Anglo Saxons arrived at the British Isles in the 5th century and became the dominant power in England fairly quickly. They ruled over most of Britain for the next 6 centuries until they were ousted from power by the Normans in the 11th century. The military culture of the Anglo Saxons evolved from their Germanic origins and accepted influenced from the Celtic Britons.
A unique aspect of Anglo-Saxon warfare was that they used no cavalry in combat and fought on foot, even as late as the 11th century. In such situations, shields were the most vital part of Anglo Saxon armour and played a central role in battlefield combat.
Most Anglo Saxon shields were made from different types of wood, a material that was abundantly available in Britain. Ash, oak, maple, alder, willow and poplar wood were among the most commonly used types of wood in shield construction.

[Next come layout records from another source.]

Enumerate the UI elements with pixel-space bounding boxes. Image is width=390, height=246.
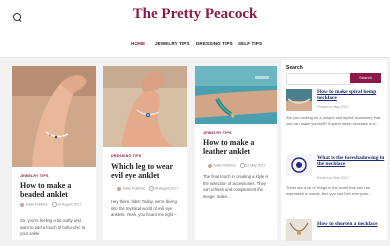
clock-icon [239, 163, 245, 168]
nav-item-self-tips[interactable]: SELF TIPS [238, 41, 262, 46]
clock-icon [51, 202, 57, 207]
sidebar-item-thumbnail[interactable] [286, 89, 312, 111]
search-heading: Search [286, 65, 303, 71]
post-image[interactable] [12, 66, 96, 167]
nav-item-dressing-tips[interactable]: DRESSING TIPS [196, 41, 233, 46]
sidebar: Search Search How to make spiral hemp ne… [281, 60, 387, 241]
site-title[interactable]: The Pretty Peacock [0, 6, 390, 23]
post-category[interactable]: JEWELRY TIPS [203, 131, 232, 135]
post-author[interactable]: Adele Robbins [26, 202, 48, 206]
sidebar-item-title[interactable]: How to shorten a necklace [317, 221, 385, 227]
post-meta: Adele Robbins 12 May 2021 [208, 163, 265, 168]
avatar [208, 163, 212, 168]
sidebar-item-text: Are you looking for a unique and stylish… [286, 115, 381, 126]
post-title[interactable]: How to make a leather anklet [203, 138, 273, 156]
post-date: 10 August 2021 [57, 202, 82, 207]
post-image[interactable] [103, 66, 187, 147]
post-date: 08 August 2021 [154, 186, 179, 191]
sidebar-item-title[interactable]: How to make spiral hemp necklace [317, 89, 385, 101]
nav-item-home[interactable]: HOME [131, 41, 145, 46]
post-meta: Adele Robbins 10 August 2021 [20, 202, 81, 207]
post-meta: Adele Robbins 08 August 2021 [117, 186, 178, 191]
post-category[interactable]: JEWELRY TIPS [20, 174, 49, 178]
post-category[interactable]: DRESSING TIPS [111, 154, 141, 158]
post-card: JEWELRY TIPS How to make a leather ankle… [195, 66, 277, 240]
post-author[interactable]: Adele Robbins [214, 163, 236, 167]
site-header: The Pretty Peacock [0, 0, 390, 35]
post-excerpt: So, you're feeling a bit crafty and want… [20, 218, 86, 236]
search-button[interactable]: Search [350, 73, 381, 83]
post-author[interactable]: Adele Robbins [123, 186, 145, 190]
search-input[interactable] [286, 73, 354, 85]
post-card: JEWELRY TIPS How to make a beaded anklet… [12, 66, 96, 240]
post-image[interactable] [195, 66, 277, 124]
post-excerpt: Hey there, fabs! Today, we're diving int… [111, 199, 177, 217]
clock-icon [148, 186, 154, 191]
post-card: DRESSING TIPS Which leg to wear evil eye… [103, 66, 187, 240]
sidebar-item-thumbnail[interactable] [286, 219, 312, 241]
post-excerpt: The final touch in creating a style is t… [203, 174, 269, 199]
nav-item-jewelry-tips[interactable]: JEWELRY TIPS [155, 41, 190, 46]
avatar [117, 186, 121, 191]
sidebar-item-title[interactable]: What is the foreshadowing in the necklac… [317, 155, 385, 167]
sidebar-item-date: Posted on May 2021 [317, 105, 349, 109]
avatar [20, 202, 24, 207]
sidebar-item-thumbnail[interactable] [286, 154, 312, 176]
post-title[interactable]: Which leg to wear evil eye anklet [111, 162, 183, 180]
sidebar-item-text: There are a lot of things in the world t… [286, 185, 372, 196]
post-date: 12 May 2021 [245, 163, 266, 168]
post-title[interactable]: How to make a beaded anklet [20, 181, 90, 199]
sidebar-item-date: Posted on May 2021 [317, 176, 349, 180]
main-nav: HOME JEWELRY TIPS DRESSING TIPS SELF TIP… [0, 35, 390, 58]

The basic design of an Anglo Saxon shield comprised of multiple wooden planks packed in a circular shape and held together using some adhesive material. In some cases, the wooden structure was then covered with an extra layer of leather to reinforce the shield and make it stronger. Richer Anglo-Saxons of the noble class would occasionally cover the wooden shield structure with a metal like bronze, making it a lot stronger.
In the absence of cavalry units, Anglo Saxon armies typically comprised of infantry-only troops. In the combat that ensued at battles involving these armies, Anglo Saxon shields played a central role. At the very beginning of the battle, both sides would draw themselves up into a defensive formation known shield wall.
As the name suggests, the shield wall comprised of Anglo Saxon warriors standing close to each other and holding their shields aloft in front so that they appeared like a continuous wall. The warriors would then throw their javelins from behind the shield wall and occasionally go beyond the wall for an open attack.
Later in the battle, shield walls on both sides typically inched closer until they crashed into each other and then it was a push-and-break contest between the two sides with spears used at close quarters.
Shields of many different sizes were used by the Anglo-Saxon although the shape of most of them was consistently circular. The shields ranged in diameter from 1 foot to 3 feet. It is probable that the smaller shields were used in skirmishes while larger shields were more effective during shield wall formations.
The thickness of the shields also ranged widely with most shields ranging in thickness between 5 mm and 13 mm. A notable feature of the design of Anglo-Saxon shields was a well-manufactured boss on the centre of the shield. The most common type of boss used on Anglo-Saxon shields was a carinated boss while a tall cone boss was also frequently used in early Anglo-Saxon shields. A piece of the shield was cut away at the position of the boss and the boss was then attached at the centre using multiple metal rivets.